L’esempio tedesco della Grosse Koalition non è calzante, in questo caso?

Questa è una sciocchezza che sento dire molto. Che c’entra l’Spd con il Pd? L’Spd è un partito storico che per decenni ha avuto con la Cdu un rapporto di collaborazione o di opposizione. Ora hanno fatto una trattativa di 5 mesi per trovare un accordo dettagliatissimo, con i particolari dei singoli progetti di legge. Che cosa ha questo a che fare con un Pd che improvvisamente fa da tappetino del Movimento 5 Stelle? Come minimo bisogna pensare a lunghissime trattative, che entrino nel merito dei problemi di un programma con molte promesse impossibili. Altrimenti esiste sempre un ritorno alle urne.

E intanto il Pd che farà?

Anzitutto deve decidere che cosa è rimasto della sua identità. È un partito che sta riflettendo, a partire da ciò che accadrà lunedì in direzione. Prima di dire che il Pd è morto proviamo a ricollocarlo, dandogli un ruolo in questa nuova situazione politica. Certo, non può che essere un ruolo di lotta politica e di opposizione, ma da lì ricostruirà la propria identità.

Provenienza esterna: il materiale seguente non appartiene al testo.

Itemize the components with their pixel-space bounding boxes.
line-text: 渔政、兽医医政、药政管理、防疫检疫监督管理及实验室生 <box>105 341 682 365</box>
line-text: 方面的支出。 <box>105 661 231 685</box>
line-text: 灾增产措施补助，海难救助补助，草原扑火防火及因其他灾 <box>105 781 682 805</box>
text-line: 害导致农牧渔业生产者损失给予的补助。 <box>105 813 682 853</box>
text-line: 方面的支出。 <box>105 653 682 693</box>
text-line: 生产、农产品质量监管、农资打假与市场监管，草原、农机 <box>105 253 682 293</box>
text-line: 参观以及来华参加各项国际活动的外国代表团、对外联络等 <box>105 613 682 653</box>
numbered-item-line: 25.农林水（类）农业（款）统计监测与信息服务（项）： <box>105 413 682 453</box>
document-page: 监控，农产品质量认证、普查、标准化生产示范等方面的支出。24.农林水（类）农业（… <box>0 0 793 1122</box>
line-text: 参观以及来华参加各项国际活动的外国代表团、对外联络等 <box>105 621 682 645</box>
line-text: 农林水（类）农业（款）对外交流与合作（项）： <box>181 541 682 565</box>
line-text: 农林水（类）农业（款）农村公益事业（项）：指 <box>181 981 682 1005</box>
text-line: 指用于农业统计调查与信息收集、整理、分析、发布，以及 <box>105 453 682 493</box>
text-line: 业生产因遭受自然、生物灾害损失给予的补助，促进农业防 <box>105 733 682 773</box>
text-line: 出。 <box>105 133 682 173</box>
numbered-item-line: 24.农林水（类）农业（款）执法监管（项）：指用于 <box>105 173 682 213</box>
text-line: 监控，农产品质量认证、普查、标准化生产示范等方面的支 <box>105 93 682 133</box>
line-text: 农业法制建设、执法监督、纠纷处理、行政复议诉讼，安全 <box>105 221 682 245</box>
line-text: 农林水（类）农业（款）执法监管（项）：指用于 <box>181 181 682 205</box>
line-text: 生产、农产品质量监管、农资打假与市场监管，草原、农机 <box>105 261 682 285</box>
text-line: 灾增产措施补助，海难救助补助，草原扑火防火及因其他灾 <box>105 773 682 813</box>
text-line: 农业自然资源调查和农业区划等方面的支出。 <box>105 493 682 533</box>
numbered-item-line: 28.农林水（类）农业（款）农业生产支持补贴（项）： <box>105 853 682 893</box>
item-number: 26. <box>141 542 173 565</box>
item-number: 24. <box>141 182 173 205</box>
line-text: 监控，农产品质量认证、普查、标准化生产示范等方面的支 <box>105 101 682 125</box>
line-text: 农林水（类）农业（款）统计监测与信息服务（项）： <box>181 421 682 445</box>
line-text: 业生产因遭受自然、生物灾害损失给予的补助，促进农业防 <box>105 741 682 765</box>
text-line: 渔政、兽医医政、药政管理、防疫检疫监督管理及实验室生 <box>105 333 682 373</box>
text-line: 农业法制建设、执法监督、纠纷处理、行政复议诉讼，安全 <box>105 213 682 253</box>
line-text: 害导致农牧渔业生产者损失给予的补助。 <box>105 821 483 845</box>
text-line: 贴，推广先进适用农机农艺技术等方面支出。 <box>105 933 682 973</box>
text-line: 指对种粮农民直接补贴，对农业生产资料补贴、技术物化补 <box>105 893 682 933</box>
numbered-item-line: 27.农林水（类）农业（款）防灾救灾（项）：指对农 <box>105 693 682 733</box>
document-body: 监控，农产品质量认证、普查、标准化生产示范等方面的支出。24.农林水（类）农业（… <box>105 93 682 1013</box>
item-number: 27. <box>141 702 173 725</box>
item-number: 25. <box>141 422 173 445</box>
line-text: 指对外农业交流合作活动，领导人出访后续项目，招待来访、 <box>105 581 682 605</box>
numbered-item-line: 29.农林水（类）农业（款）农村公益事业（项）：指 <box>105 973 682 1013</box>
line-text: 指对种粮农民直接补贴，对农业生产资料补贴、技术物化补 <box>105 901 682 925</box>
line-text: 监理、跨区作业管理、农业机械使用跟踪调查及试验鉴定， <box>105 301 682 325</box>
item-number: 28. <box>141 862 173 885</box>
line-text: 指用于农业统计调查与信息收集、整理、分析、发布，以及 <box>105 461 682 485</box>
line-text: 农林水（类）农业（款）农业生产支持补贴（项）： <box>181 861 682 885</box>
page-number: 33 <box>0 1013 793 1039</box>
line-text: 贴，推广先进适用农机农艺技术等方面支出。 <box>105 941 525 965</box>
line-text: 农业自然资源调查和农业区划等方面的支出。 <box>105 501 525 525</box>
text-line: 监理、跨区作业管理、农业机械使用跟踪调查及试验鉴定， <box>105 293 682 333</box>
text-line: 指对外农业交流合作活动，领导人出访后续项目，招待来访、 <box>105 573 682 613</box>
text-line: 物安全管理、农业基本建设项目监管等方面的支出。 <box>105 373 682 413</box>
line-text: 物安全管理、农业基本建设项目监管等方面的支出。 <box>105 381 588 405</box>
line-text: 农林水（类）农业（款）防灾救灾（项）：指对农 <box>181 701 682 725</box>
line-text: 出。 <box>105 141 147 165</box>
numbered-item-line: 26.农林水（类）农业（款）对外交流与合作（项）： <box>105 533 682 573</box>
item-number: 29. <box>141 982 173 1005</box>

Rimane solo in centrodestra dunque.

Anche qui il fronte è difficile. Se avesse vinto Forza Italia, il problema sarebbe in parte risolto perchè Silvio Berlusconi sarebbe tornato ad essere un punto di riferimento: con un centrodestra al 37% governato da Fi saremmo all’anticamera di un nuovo governo, mentre così non è perchè ha vinto la Lega. Salvini, infatti, a differenza di Berlusconi non è in grado di aggregare altre forze oltre a se stesso. Ecco, in questo scenario davvero non vorrei essere nei panni del Presidente della Repubblica.